空港にて、ある女性が体験した話です。搭乗時刻まで余裕があったので、小説とクッキーを買って来てベンチに座り、時間を潰すことにしました。クッキーをつまみながら小説を読んでいると、隣のベンチに一人の青年が座って来ます。彼女は、荷物を少しよけて小説を読み続けたのですが、「おや?」と思い隣の青年を見ると、なんとその青年はクッキーの袋に手を突っ込んではそれを口に運んでいるのです。一瞬ビックリしましたが、彼女は気丈な性格でしたので、彼を「キッ」と睨み付けると、勢いよくクッキーの袋に手を入れ、これ見よがしに自分の方に引き寄せ、再びクッキーを口に運びはじめました。青年は、少し困った様子をしていましたが、それでも彼女のクッキーを食べるのを止めようとしません。しかも、こちらに笑顔を向けてはクッキーを奪っていくのです。

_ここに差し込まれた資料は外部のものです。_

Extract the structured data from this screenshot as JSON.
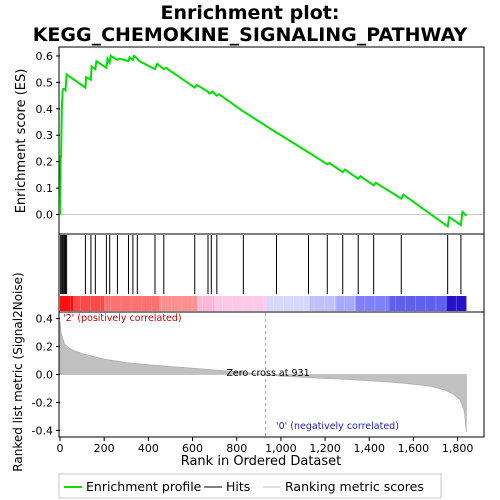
{
  "title_line1": "Enrichment plot:",
  "title_line2": "KEGG_CHEMOKINE_SIGNALING_PATHWAY",
  "colors": {
    "es_line": "#00e000",
    "metric_fill": "#c0c0c0",
    "pos_text": "#cc0000",
    "neg_text": "#2020cc"
  },
  "chart_data": [
    {
      "type": "line",
      "panel": "enrichment-score",
      "ylabel": "Enrichment score (ES)",
      "ylim": [
        -0.07,
        0.63
      ],
      "xlim": [
        0,
        1915
      ],
      "yticks": [
        0.0,
        0.1,
        0.2,
        0.3,
        0.4,
        0.5,
        0.6
      ],
      "ytick_labels": [
        "0.0",
        "0.1",
        "0.2",
        "0.3",
        "0.4",
        "0.5",
        "0.6"
      ],
      "series": [
        {
          "name": "Enrichment profile",
          "x": [
            0,
            3,
            5,
            8,
            12,
            15,
            20,
            25,
            30,
            115,
            118,
            140,
            143,
            160,
            165,
            210,
            215,
            225,
            230,
            260,
            270,
            310,
            315,
            330,
            335,
            350,
            360,
            430,
            440,
            470,
            480,
            610,
            620,
            670,
            675,
            685,
            690,
            710,
            720,
            830,
            840,
            980,
            990,
            1125,
            1135,
            1210,
            1220,
            1280,
            1290,
            1350,
            1360,
            1420,
            1430,
            1545,
            1555,
            1755,
            1762,
            1815,
            1822,
            1840
          ],
          "y": [
            0.0,
            0.22,
            0.22,
            0.4,
            0.47,
            0.475,
            0.475,
            0.47,
            0.53,
            0.48,
            0.52,
            0.51,
            0.56,
            0.55,
            0.58,
            0.555,
            0.59,
            0.575,
            0.6,
            0.585,
            0.59,
            0.58,
            0.595,
            0.585,
            0.6,
            0.59,
            0.58,
            0.55,
            0.57,
            0.55,
            0.555,
            0.48,
            0.49,
            0.465,
            0.458,
            0.46,
            0.465,
            0.45,
            0.455,
            0.39,
            0.385,
            0.31,
            0.305,
            0.235,
            0.23,
            0.19,
            0.195,
            0.16,
            0.17,
            0.135,
            0.145,
            0.11,
            0.12,
            0.06,
            0.075,
            -0.045,
            -0.01,
            -0.04,
            0.01,
            -0.005
          ]
        }
      ]
    },
    {
      "type": "scatter",
      "panel": "hits",
      "series": [
        {
          "name": "Hits",
          "x": [
            3,
            8,
            12,
            15,
            20,
            25,
            30,
            115,
            140,
            160,
            210,
            225,
            260,
            310,
            330,
            350,
            430,
            470,
            610,
            670,
            685,
            710,
            830,
            980,
            1125,
            1210,
            1280,
            1350,
            1420,
            1545,
            1755,
            1815
          ]
        }
      ],
      "ranked_list_bar": {
        "n_genes": 1840,
        "zero_cross": 931,
        "positive_side": "red",
        "negative_side": "blue"
      }
    },
    {
      "type": "area",
      "panel": "ranked-metric",
      "xlabel": "Rank in Ordered Dataset",
      "ylabel": "Ranked list metric (Signal2Noise)",
      "ylim": [
        -0.44,
        0.44
      ],
      "xlim": [
        0,
        1915
      ],
      "yticks": [
        -0.4,
        -0.2,
        0.0,
        0.2,
        0.4
      ],
      "ytick_labels": [
        "-0.4",
        "-0.2",
        "0.0",
        "0.2",
        "0.4"
      ],
      "xticks": [
        0,
        200,
        400,
        600,
        800,
        1000,
        1200,
        1400,
        1600,
        1800
      ],
      "xtick_labels": [
        "0",
        "200",
        "400",
        "600",
        "800",
        "1,000",
        "1,200",
        "1,400",
        "1,600",
        "1,800"
      ],
      "series": [
        {
          "name": "Ranking metric scores",
          "x": [
            0,
            5,
            20,
            50,
            100,
            150,
            200,
            300,
            400,
            500,
            600,
            700,
            800,
            931,
            1000,
            1100,
            1200,
            1300,
            1400,
            1500,
            1600,
            1680,
            1740,
            1780,
            1810,
            1830,
            1840
          ],
          "y": [
            0.38,
            0.3,
            0.22,
            0.18,
            0.15,
            0.13,
            0.11,
            0.085,
            0.07,
            0.058,
            0.045,
            0.033,
            0.02,
            0.0,
            -0.012,
            -0.02,
            -0.028,
            -0.035,
            -0.045,
            -0.055,
            -0.07,
            -0.085,
            -0.11,
            -0.14,
            -0.18,
            -0.26,
            -0.41
          ]
        }
      ],
      "annotations": {
        "zero_cross": "Zero cross at 931",
        "positive": "'2' (positively correlated)",
        "negative": "'0' (negatively correlated)"
      }
    }
  ],
  "legend": {
    "profile": "Enrichment profile",
    "hits": "Hits",
    "metric": "Ranking metric scores"
  }
}
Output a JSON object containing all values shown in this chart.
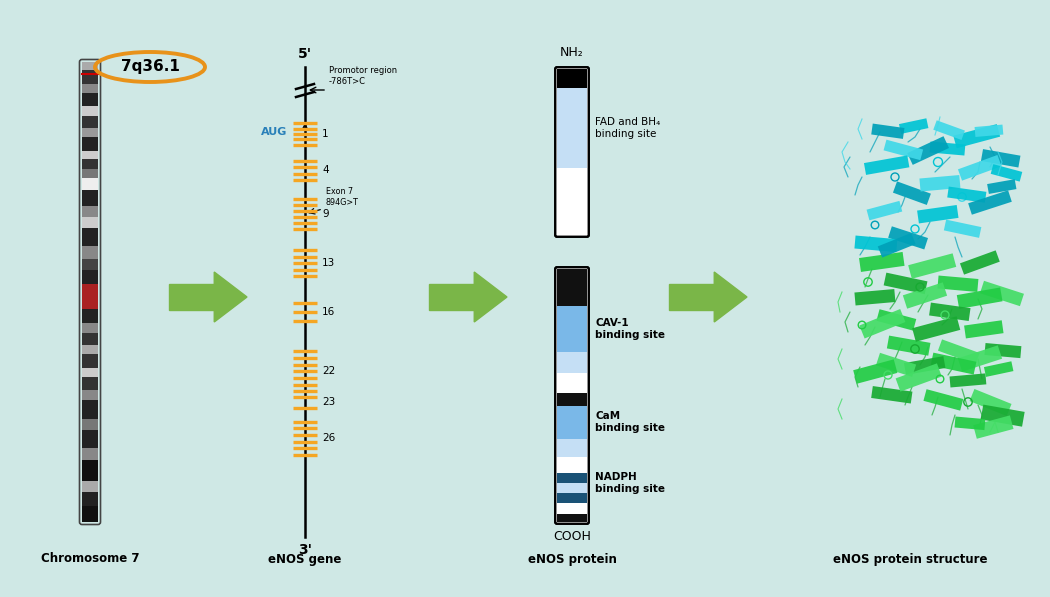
{
  "bg_color": "#cfe8e5",
  "arrow_color": "#7ab648",
  "orange_color": "#f5a623",
  "orange_ellipse_color": "#e8921a",
  "label_7q36": "7q36.1",
  "chr_label": "Chromosome 7",
  "gene_label": "eNOS gene",
  "protein_label": "eNOS protein",
  "structure_label": "eNOS protein structure",
  "promotor_text": "Promotor region\n-786T>C",
  "aug_text": "AUG",
  "exon7_text": "Exon 7\n894G>T",
  "five_prime": "5'",
  "three_prime": "3'",
  "nh2_text": "NH₂",
  "cooh_text": "COOH",
  "fad_bh4_text": "FAD and BH₄\nbinding site",
  "cav1_text": "CAV-1\nbinding site",
  "cam_text": "CaM\nbinding site",
  "nadph_text": "NADPH\nbinding site",
  "light_blue": "#c5dff5",
  "medium_blue": "#7ab8e8",
  "darker_blue": "#5b9fd4",
  "dark_teal": "#1a5276",
  "aug_color": "#2980b9",
  "cyan_protein": "#00c8d4",
  "green_protein": "#22cc44"
}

 このようにして、しばし微妙な攻防が繰り広げられていたわけですが、とうとう決着の時が。残されたクッキーはあと一枚。緊張の瞬間です。ところが驚いたことに、青年は満面の笑みを浮かべながら、クッキーの袋を彼女に差し出すではありませんか。「なんって厚かましい。」憤った彼女は、その袋を突き返すと勢いよく立ち上がり、荷物を持ってその場を後にします。カツカツと靴音を響かせながらロビーを歩く彼女。バッグに小説を入れようとして大仰天「あれ?」バッグの中からクッキーの袋がこんにちはしているではありませんか。
 彼女は、青年が自分のクッキーを食べているとばかり思ってのですが、真実は正反対。自分が青年のクッキーを食べていたのです。ちょっとした勘違いのお話。でも似たようなこと、誰にでもありますよね。在りもしない敵に身構えてしまうなんてこと。思い当たることがある人も無い人も、少し肩の力を抜いて、リラックスして行きましょう。